宇宙の果て~ホーキングの暗示

 むかし話のように語られている話がある。
頓知問答をする和尚がいて、大きなものを食べた話をする相手をことごとく退けて、しかもどんな相手にも同じ答えをして追い払ったという。あるときは餅屋にある餅を一気に食べたという者がいたり、家屋全体を飲み込んだという強者もいたしそれどころか日本国全てまるごと食したとか、究極的には宇宙全体を残さず吸収したとほら吹きも現れたが和尚はやはり同じ答えをしてけして負けることはなかった。それは常に「そういうお前さんをわしは飲込んだよ」という一言だった。

 こんな話をもち出したのは、この和尚のように誰も追随できない天才的宇宙物理学者について書きたかったからだ。

 それは和尚のように、壮大かつ無限大な宇宙をまるで手が届くようにイメージし、誰にとっても不思議な宇宙を語ることによって、現世が未来に託す夢ももろくも哀れな姿に変えながら、昨今のコロナウィルス侵襲をあたかも人類滅亡へのプロローグのように暗示しているからだ。

 ステーブン・ホーキングが亡くなって二年ほどになるが、いま直面している未曽有のコロナ禍で果たして我々人類が滅亡してしまう危機なのかが問われている。

 天才ともいわれるほどのホーキングは、若くして現代でもいまだ難病であるALS筋委縮性側索硬化症を発した。長く生きることは不可能かと思われたが、UP TODATE の医学水準が彼に可能な限りの命を与え続けて、神秘的なる宇宙もまるで寸法を測るように概念化し、我々人類の生き延びるべき未来図を語ってくれたのだ。
不自由な身体、そしてさらに発語までもが常人のようにままならない中、まただからこそ天才的ひらめきの理知なのかもしれないが、宇宙をも手中に入れながら、あたかも愚かな人類を和尚のように飲込み、怖ろしく正規に未来を予測した。

 ホーキングの宇宙理論はユニークかつ緻密である。人類誰もが宇宙の果てを知らない。それどころかかの和尚の空言のように‘限界’がわからない。

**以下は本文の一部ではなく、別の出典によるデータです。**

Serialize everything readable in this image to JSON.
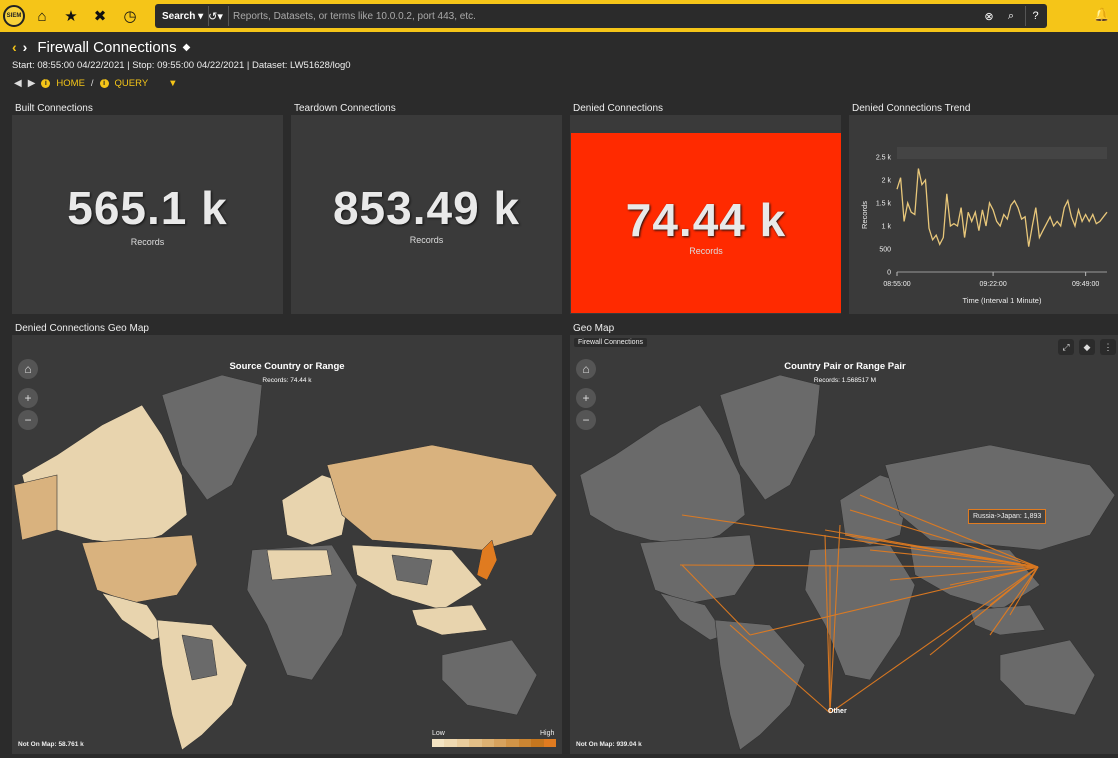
{
  "app": {
    "logo": "SIEM"
  },
  "topbar": {
    "search_label": "Search",
    "search_placeholder": "Reports, Datasets, or terms like 10.0.0.2, port 443, etc.",
    "icons": [
      "home-icon",
      "star-icon",
      "tools-icon",
      "clock-icon"
    ]
  },
  "header": {
    "title": "Firewall Connections",
    "meta": "Start: 08:55:00 04/22/2021 | Stop: 09:55:00 04/22/2021 | Dataset: LW51628/log0",
    "breadcrumb": {
      "home": "HOME",
      "sep": "/",
      "query": "QUERY"
    }
  },
  "panels": {
    "built": {
      "label": "Built Connections",
      "value": "565.1 k",
      "sub": "Records"
    },
    "teardown": {
      "label": "Teardown Connections",
      "value": "853.49 k",
      "sub": "Records"
    },
    "denied": {
      "label": "Denied Connections",
      "value": "74.44 k",
      "sub": "Records",
      "color": "#ff2a00"
    },
    "trend": {
      "label": "Denied Connections Trend",
      "xlabel": "Time (Interval 1 Minute)",
      "ylabel": "Records",
      "yticks": [
        "2.5 k",
        "2 k",
        "1.5 k",
        "1 k",
        "500",
        "0"
      ],
      "xticks": [
        "08:55:00",
        "09:22:00",
        "09:49:00"
      ]
    },
    "geo_left": {
      "label": "Denied Connections Geo Map",
      "title": "Source Country or Range",
      "records": "Records: 74.44 k",
      "not_on_map": "Not On Map: 58.761 k",
      "legend_low": "Low",
      "legend_high": "High"
    },
    "geo_right": {
      "label": "Geo Map",
      "chip": "Firewall Connections",
      "title": "Country Pair or Range Pair",
      "records": "Records: 1.568517 M",
      "not_on_map": "Not On Map: 939.04 k",
      "tooltip": "Russia->Japan: 1,893",
      "other": "Other"
    }
  },
  "chart_data": {
    "type": "line",
    "ylabel": "Records",
    "xlabel": "Time (Interval 1 Minute)",
    "ylim": [
      0,
      2500
    ],
    "x_ticks": [
      "08:55:00",
      "09:22:00",
      "09:49:00"
    ],
    "values": [
      1800,
      2050,
      1100,
      1500,
      1300,
      1250,
      2250,
      1900,
      2000,
      950,
      700,
      800,
      600,
      750,
      1700,
      1000,
      1050,
      1000,
      1400,
      750,
      1300,
      1100,
      1300,
      900,
      1350,
      1000,
      1500,
      1350,
      1100,
      1000,
      1250,
      1150,
      1450,
      1550,
      1400,
      1150,
      1200,
      550,
      1000,
      1400,
      750,
      900,
      1050,
      1200,
      1000,
      1100,
      1000,
      1400,
      1550,
      1200,
      1000,
      1350,
      1100,
      1250,
      1100,
      1250,
      1050,
      1100,
      1200,
      1300
    ]
  },
  "colors": {
    "accent": "#f5c518",
    "legend": [
      "#f3e3c2",
      "#eed8b0",
      "#e9cc9c",
      "#e3bf87",
      "#ddb172",
      "#d7a25d",
      "#d19447",
      "#cb8532",
      "#c5761e",
      "#e07b20"
    ]
  }
}
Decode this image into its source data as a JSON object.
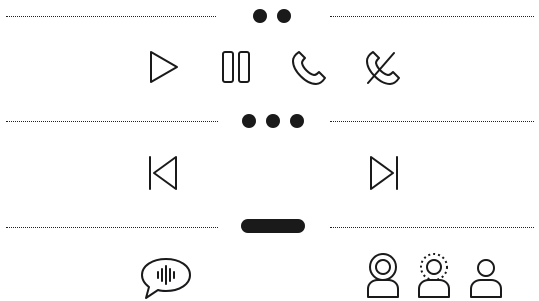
{
  "sections": [
    {
      "indicator": "two-dots",
      "controls": [
        {
          "name": "play",
          "icon": "play-icon"
        },
        {
          "name": "pause",
          "icon": "pause-icon"
        },
        {
          "name": "call",
          "icon": "phone-icon"
        },
        {
          "name": "end-call",
          "icon": "phone-slash-icon"
        }
      ]
    },
    {
      "indicator": "three-dots",
      "controls": [
        {
          "name": "previous",
          "icon": "skip-back-icon"
        },
        {
          "name": "next",
          "icon": "skip-forward-icon"
        }
      ]
    },
    {
      "indicator": "long-pill",
      "controls": [
        {
          "name": "voice-message",
          "icon": "voice-chat-bubble-icon"
        },
        {
          "name": "user-speaking",
          "icon": "user-speaking-icon"
        },
        {
          "name": "user-listening",
          "icon": "user-listening-icon"
        },
        {
          "name": "user",
          "icon": "user-icon"
        }
      ]
    }
  ],
  "colors": {
    "stroke": "#1a1a1a",
    "background": "#ffffff"
  }
}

 ホーキングは、地球は、というか太陽系銀河系をも想定して近い未来に滅びると明示している。いま存在する人類だけがこの広い宇宙で生命体として身体的知的にも秀(ひい)でていると我々は思いがちだがホーキングによると、この地球における人類のような生命体は少なくとも数万は存在するというのだ。もちろん人類が誇る英知な生命体としてだ。その宇宙理論は、生命体にとっていずれ知性は邪魔になりお互いに暴発して滅びる運命にあり、最後に生き延びるのは単細胞の生命体だけだという。

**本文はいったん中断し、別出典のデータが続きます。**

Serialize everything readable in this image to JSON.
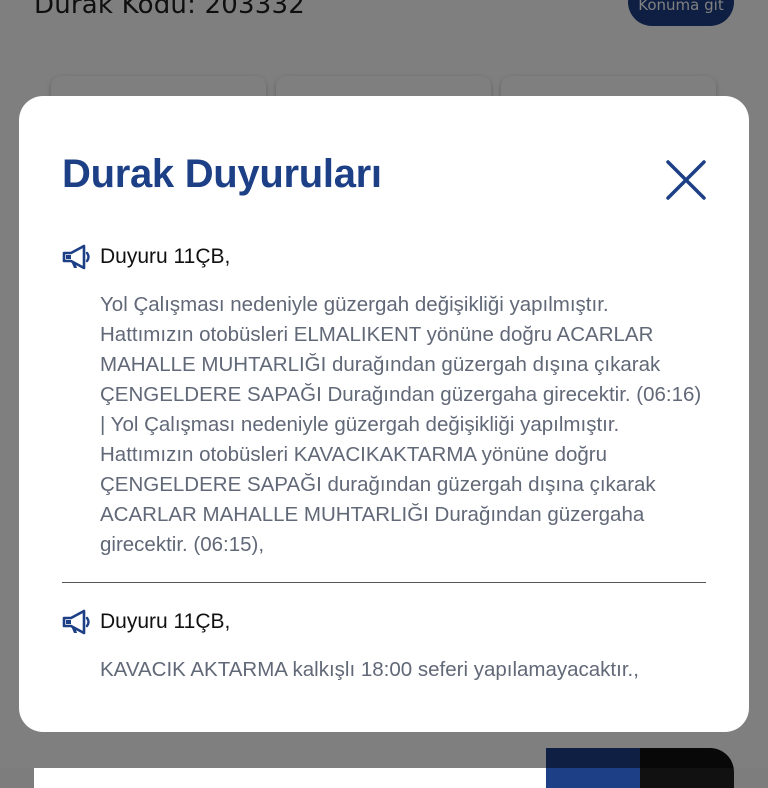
{
  "background": {
    "stop_code": "Durak Kodu: 203332",
    "location_button": "Konuma git"
  },
  "modal": {
    "title": "Durak Duyuruları",
    "close_icon": "close-icon",
    "announcements": [
      {
        "icon": "megaphone-icon",
        "label": "Duyuru  11ÇB,",
        "text": "Yol Çalışması nedeniyle güzergah değişikliği yapılmıştır. Hattımızın otobüsleri ELMALIKENT yönüne doğru ACARLAR MAHALLE MUHTARLIĞI durağından güzergah dışına çıkarak ÇENGELDERE SAPAĞI Durağından güzergaha girecektir.  (06:16) | Yol Çalışması nedeniyle güzergah değişikliği yapılmıştır. Hattımızın otobüsleri KAVACIKAKTARMA yönüne doğru ÇENGELDERE SAPAĞI durağından güzergah dışına çıkarak ACARLAR MAHALLE MUHTARLIĞI Durağından güzergaha girecektir.  (06:15),"
      },
      {
        "icon": "megaphone-icon",
        "label": "Duyuru  11ÇB,",
        "text": "KAVACIK AKTARMA kalkışlı 18:00 seferi yapılamayacaktır.,"
      }
    ]
  },
  "colors": {
    "primary": "#1c3f86",
    "body_text": "#616877",
    "overlay": "rgba(0,0,0,0.5)"
  }
}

 そういえば、果てしない(ホーキングは限りあるというが)宇宙にそれほどのこの人類いやこれを凌駕する知的生命体が存在しているのならSF 宇宙映画のごとく宇宙人のように遥か遠い惑星からも地球を戦攻してきてしかるべきだが所詮それは空想であって地球を攻め滅ぼす来襲は未だかつて現れていない。

 そんな凡人的な問いにいつかの講演会でホーキングは、自ら発語できないためコンピューターの人造語を駆使して、「知的生命体はいくつもあるがそれぞれに文明として発展を遂げると互いに衝突しあい自爆して、地球規模の星も滅びてしまい単細胞的生命体だけが何の助けも借りずに生き延びるのだ」と神の声さながらの機械音声で言い放ち、もはや現世を超えた存在の風貌のホーキングの言葉として重くそして儚く響いたのだった。

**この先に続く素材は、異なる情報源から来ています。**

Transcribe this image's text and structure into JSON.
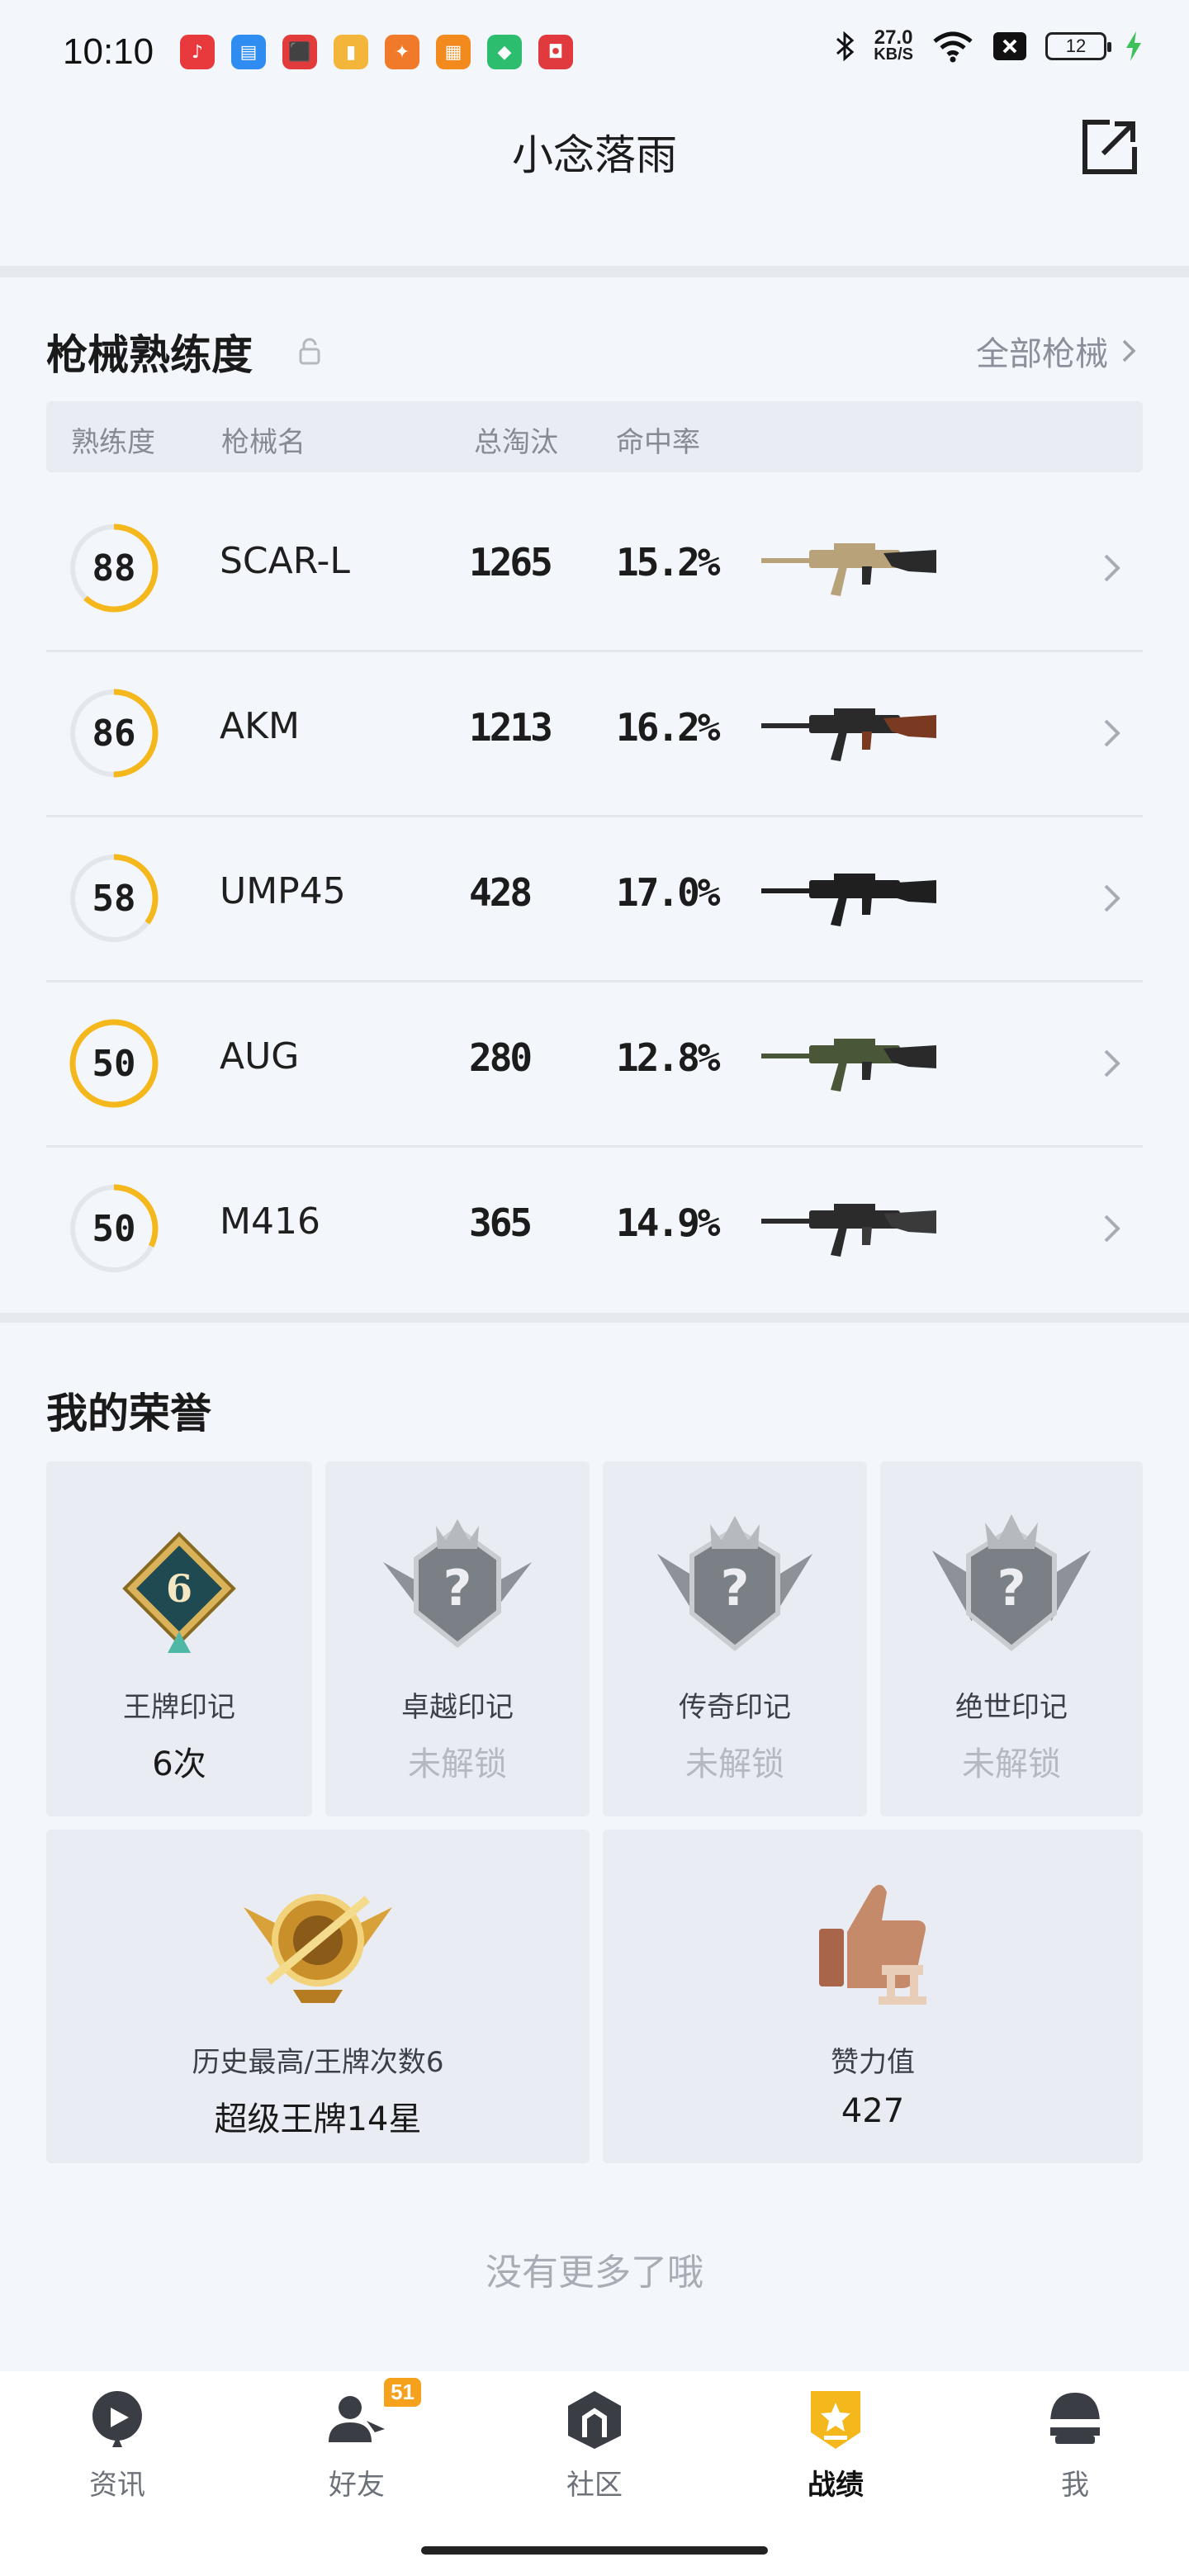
{
  "status_bar": {
    "time": "10:10",
    "net_speed_value": "27.0",
    "net_speed_unit": "KB/S",
    "battery": "12",
    "apps": [
      {
        "icon": "music-app-icon",
        "color": "#e8393d",
        "glyph": "♪"
      },
      {
        "icon": "files-app-icon",
        "color": "#2f8cf0",
        "glyph": "▤"
      },
      {
        "icon": "shop-app-icon",
        "color": "#e23b3b",
        "glyph": "⬛"
      },
      {
        "icon": "notes-app-icon",
        "color": "#f3b53a",
        "glyph": "▮"
      },
      {
        "icon": "game-app-icon",
        "color": "#f07a2a",
        "glyph": "✦"
      },
      {
        "icon": "video-app-icon",
        "color": "#f28a1e",
        "glyph": "▦"
      },
      {
        "icon": "security-app-icon",
        "color": "#2dbd6e",
        "glyph": "◆"
      },
      {
        "icon": "store-app-icon",
        "color": "#e03a3e",
        "glyph": "◘"
      }
    ]
  },
  "header": {
    "title": "小念落雨"
  },
  "weapons": {
    "title": "枪械熟练度",
    "all_link": "全部枪械",
    "columns": [
      "熟练度",
      "枪械名",
      "总淘汰",
      "命中率"
    ],
    "rows": [
      {
        "proficiency": "88",
        "progress": 0.62,
        "name": "SCAR-L",
        "kills": "1265",
        "accuracy": "15.2%",
        "gun_icon": "scar-l-rifle-image"
      },
      {
        "proficiency": "86",
        "progress": 0.5,
        "name": "AKM",
        "kills": "1213",
        "accuracy": "16.2%",
        "gun_icon": "akm-rifle-image"
      },
      {
        "proficiency": "58",
        "progress": 0.35,
        "name": "UMP45",
        "kills": "428",
        "accuracy": "17.0%",
        "gun_icon": "ump45-smg-image"
      },
      {
        "proficiency": "50",
        "progress": 1.0,
        "name": "AUG",
        "kills": "280",
        "accuracy": "12.8%",
        "gun_icon": "aug-rifle-image"
      },
      {
        "proficiency": "50",
        "progress": 0.32,
        "name": "M416",
        "kills": "365",
        "accuracy": "14.9%",
        "gun_icon": "m416-rifle-image"
      }
    ]
  },
  "honors": {
    "title": "我的荣誉",
    "marks": [
      {
        "label": "王牌印记",
        "value": "6次",
        "locked": false,
        "badge_number": "6"
      },
      {
        "label": "卓越印记",
        "value": "未解锁",
        "locked": true
      },
      {
        "label": "传奇印记",
        "value": "未解锁",
        "locked": true
      },
      {
        "label": "绝世印记",
        "value": "未解锁",
        "locked": true
      }
    ],
    "rank": {
      "label": "历史最高/王牌次数6",
      "value": "超级王牌14星"
    },
    "likes": {
      "label": "赞力值",
      "value": "427"
    }
  },
  "footer_text": "没有更多了哦",
  "bottom_nav": {
    "items": [
      {
        "label": "资讯",
        "icon": "news-icon",
        "active": false
      },
      {
        "label": "好友",
        "icon": "friends-icon",
        "active": false,
        "badge": "51"
      },
      {
        "label": "社区",
        "icon": "community-icon",
        "active": false
      },
      {
        "label": "战绩",
        "icon": "record-icon",
        "active": true
      },
      {
        "label": "我",
        "icon": "profile-helmet-icon",
        "active": false
      }
    ]
  },
  "colors": {
    "accent": "#f5b81c",
    "background": "#f3f6fb"
  }
}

 ホーキングのこの暗示、提言はたしかにこの現世を認めたくはないが見事に言い当てている。

 昨今のコロナ禍だけではない。。もうすでに我が地球上では依然として冷戦のように不気味な対立だが一触即発的な緊張で世界がただただ保たれていて、‘北朝鮮’どころではなくどの国もそれなりに自爆や暴発するマグマを養(よう)しているではないか。

 ホーキングは、人類が未来に生き延びるためにはこの地球を見限って他の惑星にでも移り込む必要性があると明言しており、そしてその‘とき’は必ずやってくるとまるで遺言のように語っている。

 和尚の大食い話のように明るい未来ではないのだが、ふと自問すれば人類の存在、地球、太陽系、銀河系、限りあるとすれば宇宙の存在そのものが不可思議であり宇宙がひと呼吸するかの極めて短い刹那に我々人類は生かされているのだろうし、いずれは大食い和尚に食われてしまうほど哀れな知的?生命体なのだ。

 ホーキングがいま生きていたのなら、不安定な世界の状況そしてついにはこのコロナウイルス侵襲についていったい何を語るだろうか?